The panel also includes key legislators such as Laurence Levitan, D-Montgomery, who chairs the Senate Budget and Taxation Committee, and Howard P. Rawlings, D-Baltimore, who chairs the House Appropriations Committee. The governor has carefully chosen a group likely to produce a program that it can sell.

Experience, however, teaches us that getting something passed not enough. Roughly every five years, the state notices that wealthy suburban school districts are spending thousands of dollars per classroom more than urban and rural districts. A blue-ribbon panel is named. The group's recommendations are passed, and the state increases spending on education. But the disparity between rich and poor districts hardly changes. In a few years, another commission begins the cycle anew.

No study panel -- especially one as broad-based and politically attuned as the Hutchinson commission -- is about to recommend "Robin Hood" actions to take money away from the suburbs. Nor is such a recommendation a good idea; there is little to be gained from "leveling down" the districts which are doing relatively well.

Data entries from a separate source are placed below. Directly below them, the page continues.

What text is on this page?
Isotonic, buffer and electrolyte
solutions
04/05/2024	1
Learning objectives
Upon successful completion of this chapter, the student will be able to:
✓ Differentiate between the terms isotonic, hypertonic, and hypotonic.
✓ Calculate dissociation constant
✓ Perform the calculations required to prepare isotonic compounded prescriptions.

On the other hand, at a time when the state's coffers are hardly overflowing, no panel will recommend a package that creates a new budget crisis in Annapolis by dumping in so much "new" school money it boosts the suburbs while giving even larger increases to urban and rural districts.

The most likely prospect for 1994 is a moderate reform -- more money promised in future years but only a modest narrowing of the disparities between rich and poor schools. A moderate change is better than none at all. But as the state begins to apply stricter accountability standards for student performance, it will become even more intolerable that students who need the most help generally have the fewest resources. While some school-aid proposal will probably pass in the next legislative session, don't be surprised to see yet another commission established -- say, about 1999.